While in Somalia, many AMISOM soldiers were killed by Al Shabaab and other militias but Kate could not report this.
“Every time I saw the body of a soldier being repatriated I wondered why it was not being reported,” she said.
“One day 52 Burundian soldiers were killed. I had access and could photograph them but I wasn’t allowed to report it. And it became clear why the AU did not want this reported: they felt that it was a matter of national pride and they didn’t want to make it seem to Al Shabaab that they were losing, or that there was any indication of weakness. It was the same in Afghanistan: the Americans did not want reports about how many deaths there were.”
Karoney on her part insisted that their reporters were completely free to report things as they saw them.
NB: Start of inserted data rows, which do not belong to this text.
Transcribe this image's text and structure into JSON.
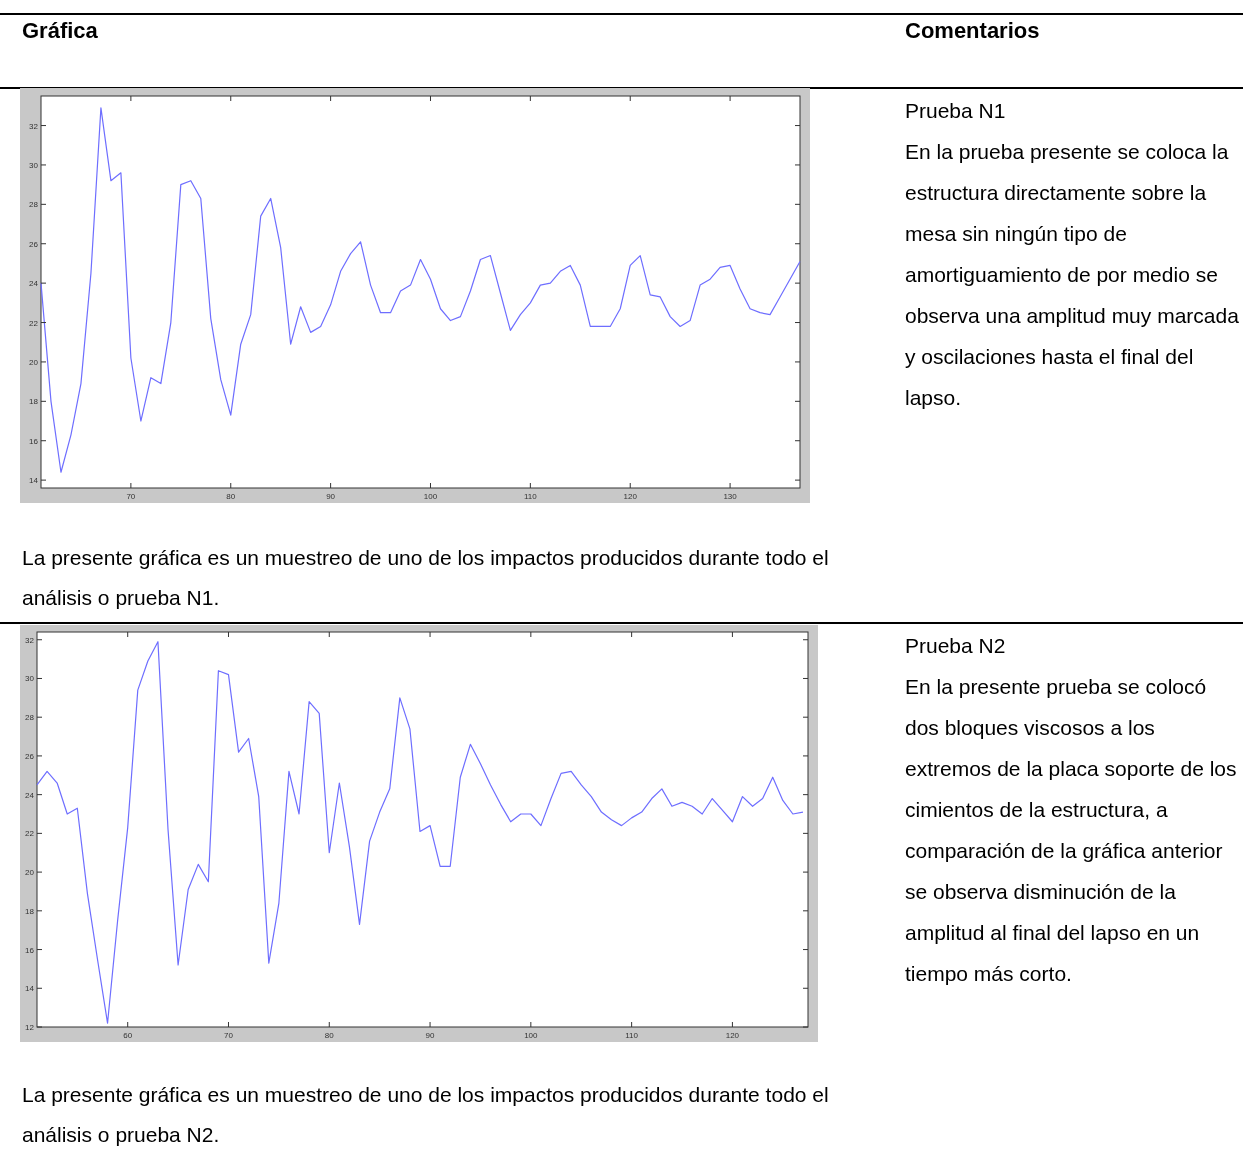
{
  "chart_data": [
    {
      "type": "line",
      "x": [
        61,
        62,
        63,
        64,
        65,
        66,
        67,
        68,
        69,
        70,
        71,
        72,
        73,
        74,
        75,
        76,
        77,
        78,
        79,
        80,
        81,
        82,
        83,
        84,
        85,
        86,
        87,
        88,
        89,
        90,
        91,
        92,
        93,
        94,
        95,
        96,
        97,
        98,
        99,
        100,
        101,
        102,
        103,
        104,
        105,
        106,
        107,
        108,
        109,
        110,
        111,
        112,
        113,
        114,
        115,
        116,
        117,
        118,
        119,
        120,
        121,
        122,
        123,
        124,
        125,
        126,
        127,
        128,
        129,
        130,
        131,
        132,
        133,
        134,
        135,
        136,
        137
      ],
      "series": [
        {
          "color": "#6e6eff",
          "values": [
            24.0,
            18.0,
            14.4,
            16.3,
            18.9,
            24.5,
            32.9,
            29.2,
            29.6,
            20.2,
            17.0,
            19.2,
            18.9,
            22.0,
            29.0,
            29.2,
            28.3,
            22.2,
            19.1,
            17.3,
            20.9,
            22.4,
            27.4,
            28.3,
            25.8,
            20.9,
            22.8,
            21.5,
            21.8,
            22.9,
            24.6,
            25.5,
            26.1,
            23.9,
            22.5,
            22.5,
            23.6,
            23.9,
            25.2,
            24.2,
            22.7,
            22.1,
            22.3,
            23.6,
            25.2,
            25.4,
            23.5,
            21.6,
            22.4,
            23.0,
            23.9,
            24.0,
            24.6,
            24.9,
            23.9,
            21.8,
            21.8,
            21.8,
            22.7,
            24.9,
            25.4,
            23.4,
            23.3,
            22.3,
            21.8,
            22.1,
            23.9,
            24.2,
            24.8,
            24.9,
            23.7,
            22.7,
            22.5,
            22.4,
            23.3,
            24.2,
            25.1
          ]
        }
      ],
      "xlim": [
        61,
        137
      ],
      "ylim": [
        13.6,
        33.5
      ],
      "xticks": [
        70,
        80,
        90,
        100,
        110,
        120,
        130
      ],
      "yticks": [
        14,
        16,
        18,
        20,
        22,
        24,
        26,
        28,
        30,
        32
      ],
      "grid": false,
      "marker": "none",
      "line_style": "solid",
      "annotations": [
        "Gráfica",
        "Comentarios",
        "Prueba N1",
        "En la prueba presente se coloca la estructura directamente sobre la mesa sin ningún tipo de amortiguamiento de por medio se observa una amplitud muy marcada y oscilaciones hasta el final del lapso.",
        "La presente gráfica es un muestreo de uno de los impactos producidos durante todo el análisis o prueba N1."
      ]
    },
    {
      "type": "line",
      "x": [
        51,
        52,
        53,
        54,
        55,
        56,
        57,
        58,
        59,
        60,
        61,
        62,
        63,
        64,
        65,
        66,
        67,
        68,
        69,
        70,
        71,
        72,
        73,
        74,
        75,
        76,
        77,
        78,
        79,
        80,
        81,
        82,
        83,
        84,
        85,
        86,
        87,
        88,
        89,
        90,
        91,
        92,
        93,
        94,
        95,
        96,
        97,
        98,
        99,
        100,
        101,
        102,
        103,
        104,
        105,
        106,
        107,
        108,
        109,
        110,
        111,
        112,
        113,
        114,
        115,
        116,
        117,
        118,
        119,
        120,
        121,
        122,
        123,
        124,
        125,
        126,
        127
      ],
      "series": [
        {
          "color": "#6e6eff",
          "values": [
            24.5,
            25.2,
            24.6,
            23.0,
            23.3,
            18.9,
            15.5,
            12.2,
            17.5,
            22.3,
            29.4,
            30.9,
            31.9,
            22.2,
            15.2,
            19.1,
            20.4,
            19.5,
            30.4,
            30.2,
            26.2,
            26.9,
            23.9,
            15.3,
            18.4,
            25.2,
            23.0,
            28.8,
            28.2,
            21.0,
            24.6,
            21.3,
            17.3,
            21.6,
            23.1,
            24.3,
            29.0,
            27.4,
            22.1,
            22.4,
            20.3,
            20.3,
            24.9,
            26.6,
            25.6,
            24.5,
            23.5,
            22.6,
            23.0,
            23.0,
            22.4,
            23.8,
            25.1,
            25.2,
            24.5,
            23.9,
            23.1,
            22.7,
            22.4,
            22.8,
            23.1,
            23.8,
            24.3,
            23.4,
            23.6,
            23.4,
            23.0,
            23.8,
            23.2,
            22.6,
            23.9,
            23.4,
            23.8,
            24.9,
            23.7,
            23.0,
            23.1
          ]
        }
      ],
      "xlim": [
        51,
        127.5
      ],
      "ylim": [
        12,
        32.4
      ],
      "xticks": [
        60,
        70,
        80,
        90,
        100,
        110,
        120
      ],
      "yticks": [
        12,
        14,
        16,
        18,
        20,
        22,
        24,
        26,
        28,
        30,
        32
      ],
      "grid": false,
      "marker": "none",
      "line_style": "solid",
      "annotations": [
        "Prueba N2",
        "En la presente prueba se colocó dos bloques viscosos a los extremos de la placa soporte de los cimientos de la estructura, a comparación de la gráfica anterior se observa disminución de la amplitud al final del lapso en un tiempo más corto.",
        "La presente gráfica es un muestreo de uno de los impactos producidos durante todo el análisis o prueba N2."
      ]
    }
  ]
}
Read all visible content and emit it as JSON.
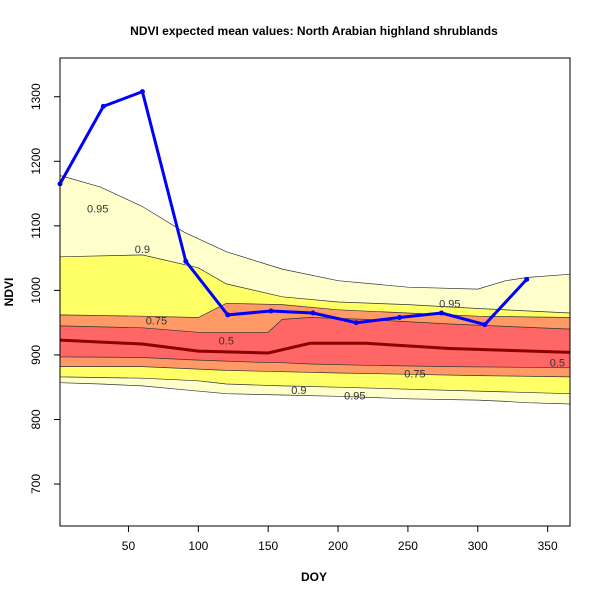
{
  "chart_data": {
    "type": "line",
    "title": "NDVI expected mean values: North Arabian highland shrublands",
    "xlabel": "DOY",
    "ylabel": "NDVI",
    "xlim": [
      1,
      366
    ],
    "ylim": [
      635,
      1360
    ],
    "x_ticks": [
      50,
      100,
      150,
      200,
      250,
      300,
      350
    ],
    "y_ticks": [
      700,
      800,
      900,
      1000,
      1100,
      1200,
      1300
    ],
    "series": [
      {
        "color": "#0000ff",
        "x": [
          1,
          32,
          60,
          91,
          121,
          152,
          182,
          213,
          244,
          274,
          305,
          335
        ],
        "y": [
          1165,
          1285,
          1308,
          1045,
          962,
          968,
          965,
          950,
          958,
          965,
          947,
          1017
        ]
      }
    ],
    "median_line": {
      "color": "#8b0000",
      "x": [
        1,
        60,
        100,
        150,
        180,
        220,
        280,
        366
      ],
      "y": [
        923,
        917,
        906,
        903,
        918,
        918,
        910,
        904
      ]
    },
    "bands": [
      {
        "level": 0.95,
        "fill": "#ffffcc",
        "x": [
          1,
          30,
          60,
          90,
          120,
          160,
          200,
          250,
          300,
          320,
          335,
          366
        ],
        "upper": [
          1178,
          1160,
          1130,
          1090,
          1060,
          1033,
          1015,
          1005,
          1002,
          1015,
          1020,
          1025
        ],
        "lower": [
          857,
          855,
          852,
          846,
          840,
          838,
          836,
          832,
          830,
          828,
          826,
          824
        ]
      },
      {
        "level": 0.9,
        "fill": "#ffff66",
        "x": [
          1,
          60,
          100,
          120,
          160,
          200,
          250,
          300,
          366
        ],
        "upper": [
          1052,
          1055,
          1035,
          1010,
          990,
          982,
          978,
          972,
          965
        ],
        "lower": [
          866,
          864,
          860,
          855,
          852,
          850,
          847,
          844,
          840
        ]
      },
      {
        "level": 0.75,
        "fill": "#ff9966",
        "x": [
          1,
          60,
          100,
          120,
          160,
          200,
          250,
          300,
          366
        ],
        "upper": [
          962,
          960,
          958,
          980,
          978,
          970,
          965,
          960,
          958
        ],
        "lower": [
          882,
          882,
          878,
          876,
          874,
          872,
          870,
          868,
          866
        ]
      },
      {
        "level": 0.5,
        "fill": "#ff6666",
        "x": [
          1,
          60,
          100,
          150,
          160,
          180,
          220,
          280,
          366
        ],
        "upper": [
          945,
          942,
          935,
          935,
          955,
          958,
          955,
          948,
          940
        ],
        "lower": [
          897,
          896,
          892,
          888,
          888,
          886,
          884,
          882,
          880
        ]
      }
    ],
    "contour_labels": [
      {
        "text": "0.95",
        "x": 28,
        "y": 1127
      },
      {
        "text": "0.9",
        "x": 60,
        "y": 1064
      },
      {
        "text": "0.75",
        "x": 70,
        "y": 953
      },
      {
        "text": "0.5",
        "x": 120,
        "y": 922
      },
      {
        "text": "0.95",
        "x": 280,
        "y": 980
      },
      {
        "text": "0.75",
        "x": 255,
        "y": 871
      },
      {
        "text": "0.5",
        "x": 357,
        "y": 888
      },
      {
        "text": "0.9",
        "x": 172,
        "y": 846
      },
      {
        "text": "0.95",
        "x": 212,
        "y": 837
      }
    ]
  }
}
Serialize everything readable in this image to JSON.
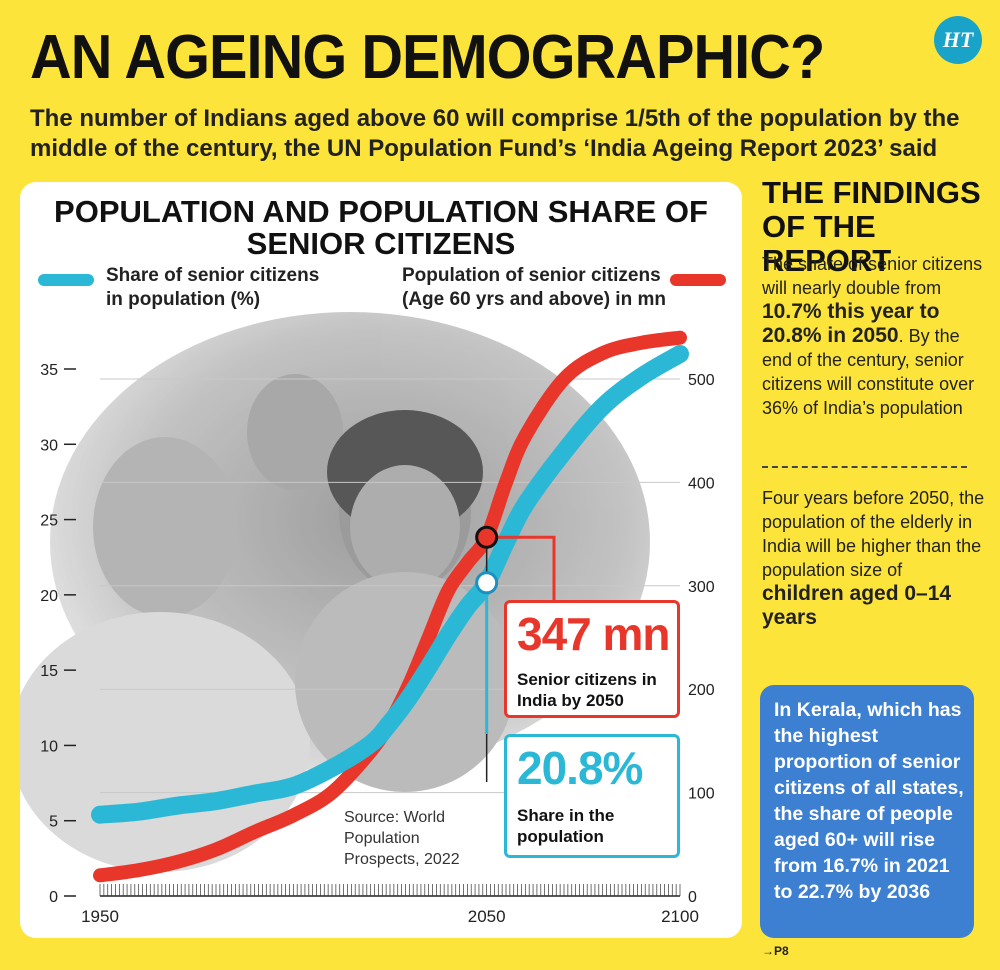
{
  "header": {
    "title": "AN AGEING DEMOGRAPHIC?",
    "logo_text": "HT",
    "subtitle": "The number of Indians aged above 60 will comprise 1/5th of the population by the middle of the century, the UN Population Fund’s ‘India Ageing Report 2023’ said"
  },
  "chart_title_lines": [
    "POPULATION AND POPULATION SHARE OF",
    "SENIOR CITIZENS"
  ],
  "legend": {
    "share_line1": "Share of senior citizens",
    "share_line2": "in population (%)",
    "pop_line1": "Population of senior citizens",
    "pop_line2": "(Age 60 yrs and above) in mn"
  },
  "callouts": {
    "pop_value": "347 mn",
    "pop_label1": "Senior citizens in",
    "pop_label2": "India by 2050",
    "share_value": "20.8%",
    "share_label1": "Share in the",
    "share_label2": "population"
  },
  "source_lines": [
    "Source: World",
    "Population",
    "Prospects, 2022"
  ],
  "sidebar": {
    "title_line1": "THE FINDINGS",
    "title_line2": "OF THE REPORT",
    "para1_pre": "The share of senior citizens will nearly double from ",
    "para1_bold": "10.7% this year to 20.8% in 2050",
    "para1_post": ". By the end of the century, senior citizens will constitute over 36% of India’s population",
    "para2_pre": "Four years before 2050, the population of the elderly in India will be higher than the population size of ",
    "para2_bold": "children aged 0–14 years",
    "kerala": "In Kerala, which has the highest proportion of senior citizens of all states, the share of people aged 60+ will rise from 16.7% in 2021 to 22.7% by 2036",
    "page_ref": "→P8"
  },
  "colors": {
    "background": "#fde43a",
    "share_series": "#2bb8d6",
    "population_series": "#e8362b",
    "kerala_box": "#3d7fd0",
    "share_callout_border": "#2bb8d6",
    "pop_callout_border": "#e8362b"
  },
  "chart_data": {
    "type": "line",
    "title": "POPULATION AND POPULATION SHARE OF SENIOR CITIZENS",
    "x_ticks": [
      "1950",
      "2050",
      "2100"
    ],
    "xlim": [
      1950,
      2100
    ],
    "left_axis": {
      "ylim": [
        0,
        35
      ],
      "ticks": [
        "0",
        "5",
        "10",
        "15",
        "20",
        "25",
        "30",
        "35"
      ]
    },
    "right_axis": {
      "ylim": [
        0,
        500
      ],
      "ticks": [
        "0",
        "100",
        "200",
        "300",
        "400",
        "500"
      ]
    },
    "grid": "horizontal",
    "series": [
      {
        "name": "Share of senior citizens in population (%)",
        "axis": "left",
        "x": [
          1950,
          1960,
          1970,
          1980,
          1990,
          2000,
          2010,
          2020,
          2025,
          2030,
          2035,
          2040,
          2045,
          2050,
          2055,
          2060,
          2070,
          2080,
          2090,
          2100
        ],
        "values": [
          5.4,
          5.6,
          6.0,
          6.3,
          6.8,
          7.3,
          8.5,
          10.1,
          11.5,
          13.2,
          15.2,
          17.3,
          19.2,
          20.8,
          23.5,
          26.0,
          29.5,
          32.5,
          34.5,
          36.0
        ]
      },
      {
        "name": "Population of senior citizens (Age 60 yrs and above) in mn",
        "axis": "right",
        "x": [
          1950,
          1960,
          1970,
          1980,
          1990,
          2000,
          2010,
          2020,
          2025,
          2030,
          2035,
          2040,
          2045,
          2050,
          2055,
          2060,
          2070,
          2080,
          2090,
          2100
        ],
        "values": [
          20,
          25,
          33,
          45,
          62,
          78,
          100,
          140,
          168,
          205,
          250,
          295,
          322,
          347,
          400,
          445,
          500,
          525,
          535,
          540
        ]
      }
    ],
    "annotations": [
      {
        "x": 2050,
        "series": "population",
        "value": 347,
        "text": "347 mn Senior citizens in India by 2050"
      },
      {
        "x": 2050,
        "series": "share",
        "value": 20.8,
        "text": "20.8% Share in the population"
      }
    ]
  }
}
“As in all editorial reports our journalists will do everything possible to file objective reports, from what they can observe, feel, experience, record and verify subject to the operating environment and their own personal safety. The journalists were in these same towns and could talk to locals on and off record.”
That sounds quite fantastic. In reality, embedding journalists basically benefits the military. They exercise firm control over what is reported and thus use the media to tell only their side of the story to win public support for the war.
And KDF has so far succeeded in this. No one is asking tough questions.